OBS, for example, supports a wide range of protocols (including RTMP and others) and multiple encoder options like x264 and hardware encoders, giving technical users more control over how video is processed and delivered.(OBS Wikipedia)
For a typical marketing webinar, customer town hall, course module, or podcast-style show, those gains are usually marginal compared with the extra complexity.
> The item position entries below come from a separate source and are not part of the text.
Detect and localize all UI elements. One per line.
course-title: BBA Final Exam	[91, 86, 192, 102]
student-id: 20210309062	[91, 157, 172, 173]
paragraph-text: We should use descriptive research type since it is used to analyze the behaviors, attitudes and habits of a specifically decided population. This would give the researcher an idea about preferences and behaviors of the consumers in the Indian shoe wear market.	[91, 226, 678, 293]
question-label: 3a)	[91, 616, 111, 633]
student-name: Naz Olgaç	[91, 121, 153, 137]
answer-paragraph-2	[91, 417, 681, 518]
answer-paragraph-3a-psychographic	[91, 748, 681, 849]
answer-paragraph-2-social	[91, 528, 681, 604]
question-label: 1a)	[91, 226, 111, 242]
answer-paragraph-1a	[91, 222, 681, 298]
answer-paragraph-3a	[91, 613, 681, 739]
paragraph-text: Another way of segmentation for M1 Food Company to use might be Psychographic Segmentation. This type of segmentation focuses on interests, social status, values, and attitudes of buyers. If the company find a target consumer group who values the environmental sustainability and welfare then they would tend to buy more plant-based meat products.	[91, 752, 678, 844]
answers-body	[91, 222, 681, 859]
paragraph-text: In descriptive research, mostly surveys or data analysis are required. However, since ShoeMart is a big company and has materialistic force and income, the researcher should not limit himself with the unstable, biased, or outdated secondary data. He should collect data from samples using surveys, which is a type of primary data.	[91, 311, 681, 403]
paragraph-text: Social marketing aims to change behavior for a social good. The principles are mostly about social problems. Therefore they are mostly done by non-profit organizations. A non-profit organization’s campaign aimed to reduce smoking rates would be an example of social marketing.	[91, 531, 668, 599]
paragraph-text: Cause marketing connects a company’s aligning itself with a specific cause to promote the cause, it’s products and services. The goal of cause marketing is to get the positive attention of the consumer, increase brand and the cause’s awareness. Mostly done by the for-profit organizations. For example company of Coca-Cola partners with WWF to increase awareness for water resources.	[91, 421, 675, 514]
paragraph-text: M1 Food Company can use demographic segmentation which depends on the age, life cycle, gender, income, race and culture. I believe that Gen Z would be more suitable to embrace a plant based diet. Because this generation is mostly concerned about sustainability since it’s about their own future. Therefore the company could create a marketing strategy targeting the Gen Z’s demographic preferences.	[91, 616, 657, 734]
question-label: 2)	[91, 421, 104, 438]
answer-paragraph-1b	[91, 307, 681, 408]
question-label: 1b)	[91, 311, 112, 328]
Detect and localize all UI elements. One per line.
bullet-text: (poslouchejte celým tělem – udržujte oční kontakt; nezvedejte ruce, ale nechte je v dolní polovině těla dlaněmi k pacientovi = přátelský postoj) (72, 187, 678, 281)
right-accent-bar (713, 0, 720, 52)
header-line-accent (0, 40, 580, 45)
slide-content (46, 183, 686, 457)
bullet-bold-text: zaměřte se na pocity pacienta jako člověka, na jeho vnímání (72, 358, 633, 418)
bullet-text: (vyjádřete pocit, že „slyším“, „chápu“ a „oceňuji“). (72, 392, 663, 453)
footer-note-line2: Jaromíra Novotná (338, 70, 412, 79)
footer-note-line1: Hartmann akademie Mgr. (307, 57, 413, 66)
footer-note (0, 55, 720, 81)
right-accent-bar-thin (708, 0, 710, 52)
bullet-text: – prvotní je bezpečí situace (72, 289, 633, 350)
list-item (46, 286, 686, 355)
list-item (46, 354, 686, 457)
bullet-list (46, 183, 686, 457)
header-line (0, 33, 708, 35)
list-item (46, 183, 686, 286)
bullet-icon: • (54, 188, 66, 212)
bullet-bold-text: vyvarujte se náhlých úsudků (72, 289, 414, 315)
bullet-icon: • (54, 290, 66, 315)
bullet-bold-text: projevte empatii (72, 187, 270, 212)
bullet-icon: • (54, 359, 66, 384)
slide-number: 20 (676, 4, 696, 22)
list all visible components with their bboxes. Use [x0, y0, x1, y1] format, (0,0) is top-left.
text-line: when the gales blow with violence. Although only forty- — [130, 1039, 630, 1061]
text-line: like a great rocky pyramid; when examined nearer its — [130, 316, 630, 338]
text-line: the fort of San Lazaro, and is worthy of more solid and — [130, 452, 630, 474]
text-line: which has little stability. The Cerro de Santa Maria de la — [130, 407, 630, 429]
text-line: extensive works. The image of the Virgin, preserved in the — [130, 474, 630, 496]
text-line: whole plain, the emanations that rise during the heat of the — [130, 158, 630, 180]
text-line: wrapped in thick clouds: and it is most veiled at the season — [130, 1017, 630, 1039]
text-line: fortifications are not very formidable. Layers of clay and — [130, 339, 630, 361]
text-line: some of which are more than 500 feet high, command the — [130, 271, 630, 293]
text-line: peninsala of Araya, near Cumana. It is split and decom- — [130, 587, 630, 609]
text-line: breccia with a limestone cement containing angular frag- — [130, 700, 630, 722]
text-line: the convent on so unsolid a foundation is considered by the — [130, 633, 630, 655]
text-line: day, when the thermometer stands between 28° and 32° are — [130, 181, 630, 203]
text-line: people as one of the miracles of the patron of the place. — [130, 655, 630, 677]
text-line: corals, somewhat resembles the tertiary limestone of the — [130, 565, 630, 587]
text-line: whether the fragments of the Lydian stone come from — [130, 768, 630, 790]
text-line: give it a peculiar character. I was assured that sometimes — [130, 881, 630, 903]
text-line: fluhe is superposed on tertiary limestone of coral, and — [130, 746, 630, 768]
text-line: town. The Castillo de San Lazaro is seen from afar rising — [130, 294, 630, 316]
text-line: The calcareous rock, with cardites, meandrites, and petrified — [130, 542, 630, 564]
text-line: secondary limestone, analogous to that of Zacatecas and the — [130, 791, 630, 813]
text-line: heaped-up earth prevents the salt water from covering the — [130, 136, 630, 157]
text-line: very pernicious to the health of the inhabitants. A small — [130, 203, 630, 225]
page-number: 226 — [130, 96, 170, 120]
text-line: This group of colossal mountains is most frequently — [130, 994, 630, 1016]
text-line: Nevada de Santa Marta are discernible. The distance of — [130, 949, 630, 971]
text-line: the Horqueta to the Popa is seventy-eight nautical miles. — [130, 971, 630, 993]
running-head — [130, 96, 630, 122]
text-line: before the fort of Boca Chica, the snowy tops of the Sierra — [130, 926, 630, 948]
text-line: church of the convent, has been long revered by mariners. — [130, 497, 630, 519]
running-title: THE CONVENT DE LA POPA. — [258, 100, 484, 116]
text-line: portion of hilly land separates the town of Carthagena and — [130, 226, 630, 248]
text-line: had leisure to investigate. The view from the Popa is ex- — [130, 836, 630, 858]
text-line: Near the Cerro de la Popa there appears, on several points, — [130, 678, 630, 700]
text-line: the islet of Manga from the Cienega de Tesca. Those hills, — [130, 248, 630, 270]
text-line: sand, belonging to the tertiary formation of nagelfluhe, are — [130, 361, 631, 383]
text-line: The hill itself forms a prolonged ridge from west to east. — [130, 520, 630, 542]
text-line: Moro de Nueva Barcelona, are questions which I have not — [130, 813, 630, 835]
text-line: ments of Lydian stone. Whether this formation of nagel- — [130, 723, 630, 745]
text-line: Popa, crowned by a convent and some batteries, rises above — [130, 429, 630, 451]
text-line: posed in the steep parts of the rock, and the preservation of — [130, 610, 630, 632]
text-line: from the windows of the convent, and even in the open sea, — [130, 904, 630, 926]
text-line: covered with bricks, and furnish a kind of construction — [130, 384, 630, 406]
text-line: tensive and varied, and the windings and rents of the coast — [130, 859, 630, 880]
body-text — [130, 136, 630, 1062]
Many teams prefer to trade a bit of hyper-customization for simpler, more repeatable workflows.
How do presentation limits and file handling differ across tools?
If you present a lot, file limits and handling details matter more than you think.
- In StreamYard, slide upload supports Google Slides, PowerPoint, and PDFs today.(StreamYard blog) The studio treats slides as individual images, which keeps navigation snappy but means animations and embedded audio/video don’t run.
- Some browser-based alternatives, like Streamlabs Talk Studio, also support slide uploads (pdf, ppt, pptx) alongside screen sharing and note that slides and media are presented as part of the screen-share options.(Streamlabs support)
- OBS, by design, doesn’t "import" slide files at all—you always present via Display or Window Capture sources, which gives you control but leaves slide transitions entirely up to PowerPoint, Keynote, or your browser.(OBS docs)
The win with StreamYard is that you can choose per session: upload slides when you want reliability and layout control, or share your screen when you need animations, audio, and live demos.
What we recommend
- Use StreamYard if you want the fastest path to confident live presentations, webinars, and recordings with guests, plus flexible slide and screen sharing from the browser.
- Use screen share in StreamYard when your presentation relies on transitions, embedded media, or live product demos.
- Consider OBS or Streamlabs only if you explicitly need advanced scene design and you’re comfortable investing time in setup and hardware.
- Whichever tool you choose, favor workflows that keep your focus on the story you’re telling, not the software running in the background.